Managers rarely experience a shortage of employee complaints. However, many managers seek advice on how to handle those complaints. Often times, if not handled correctly, these discussions can get heated.
How can managers keep these conversations from turning into an argument? Try these four tips to keep the discussion cool:
1. Let the employee vent
It helps if managers show empathy by saying something like, “I’d be upset too if I was dealing with this” or “I get why you’re frustrated about the situation.” But it is important to not take the employee’s anger personally. They are just venting. It is also important to not interrupt the employee while he or she is venting.
2. Repeat after me
Once he or she is done speaking, the manager should paraphrase and repeat back what they think they heard. Example: “If I heard you correctly, the problem is X and you need Y done about it.” This prevents miscommunication and lets the employee know that the manager is really listening to them.
3. Be real
The supervisor should ask the employee what kind of resolution they would like in the meantime. It may be an easy fix that satisfies them for the time being, such as getting another department “off their backs” on a group project.

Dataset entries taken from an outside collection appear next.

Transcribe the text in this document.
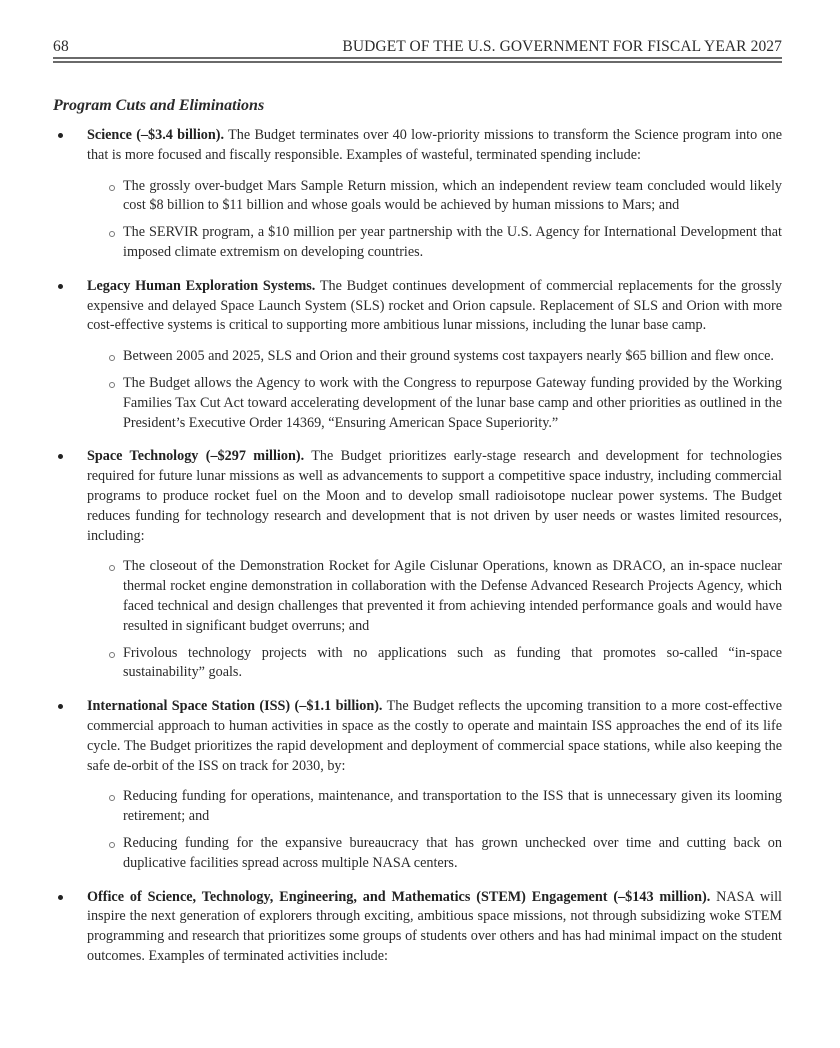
68	BUDGET OF THE U.S. GOVERNMENT FOR FISCAL YEAR 2027
Program Cuts and Eliminations
Science (–$3.4 billion). The Budget terminates over 40 low-priority missions to transform the Science program into one that is more focused and fiscally responsible. Examples of wasteful, terminated spending include:
The grossly over-budget Mars Sample Return mission, which an independent review team concluded would likely cost $8 billion to $11 billion and whose goals would be achieved by human missions to Mars; and
The SERVIR program, a $10 million per year partnership with the U.S. Agency for International Development that imposed climate extremism on developing countries.
Legacy Human Exploration Systems. The Budget continues development of commercial replacements for the grossly expensive and delayed Space Launch System (SLS) rocket and Orion capsule. Replacement of SLS and Orion with more cost-effective systems is critical to supporting more ambitious lunar missions, including the lunar base camp.
Between 2005 and 2025, SLS and Orion and their ground systems cost taxpayers nearly $65 billion and flew once.
The Budget allows the Agency to work with the Congress to repurpose Gateway funding provided by the Working Families Tax Cut Act toward accelerating development of the lunar base camp and other priorities as outlined in the President’s Executive Order 14369, “Ensuring American Space Superiority.”
Space Technology (–$297 million). The Budget prioritizes early-stage research and development for technologies required for future lunar missions as well as advancements to support a competitive space industry, including commercial programs to produce rocket fuel on the Moon and to develop small radioisotope nuclear power systems. The Budget reduces funding for technology research and development that is not driven by user needs or wastes limited resources, including:
The closeout of the Demonstration Rocket for Agile Cislunar Operations, known as DRACO, an in-space nuclear thermal rocket engine demonstration in collaboration with the Defense Advanced Research Projects Agency, which faced technical and design challenges that prevented it from achieving intended performance goals and would have resulted in significant budget overruns; and
Frivolous technology projects with no applications such as funding that promotes so-called “in-space sustainability” goals.
International Space Station (ISS) (–$1.1 billion). The Budget reflects the upcoming transition to a more cost-effective commercial approach to human activities in space as the costly to operate and maintain ISS approaches the end of its life cycle. The Budget prioritizes the rapid development and deployment of commercial space stations, while also keeping the safe de-orbit of the ISS on track for 2030, by:
Reducing funding for operations, maintenance, and transportation to the ISS that is unnecessary given its looming retirement; and
Reducing funding for the expansive bureaucracy that has grown unchecked over time and cutting back on duplicative facilities spread across multiple NASA centers.
Office of Science, Technology, Engineering, and Mathematics (STEM) Engagement (–$143 million). NASA will inspire the next generation of explorers through exciting, ambitious space missions, not through subsidizing woke STEM programming and research that prioritizes some groups of students over others and has had minimal impact on the student outcomes. Examples of terminated activities include:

However, if managers can’t can’t facilitate the request, the boss should explain why.
4. If necessary, end it
There are always a few folks who won’t calm down and act rationally. The manager can respond with something like this: “I can’t continue talking if you won’t calm down. Maybe we can discuss this later.” If that doesn’t do the trick, the supervisor needs to end it then and there – a good tactic is to stand up, which normally indicates a conversation is ending. If that doesn’t work, sometimes the manager simply needs to leave the room.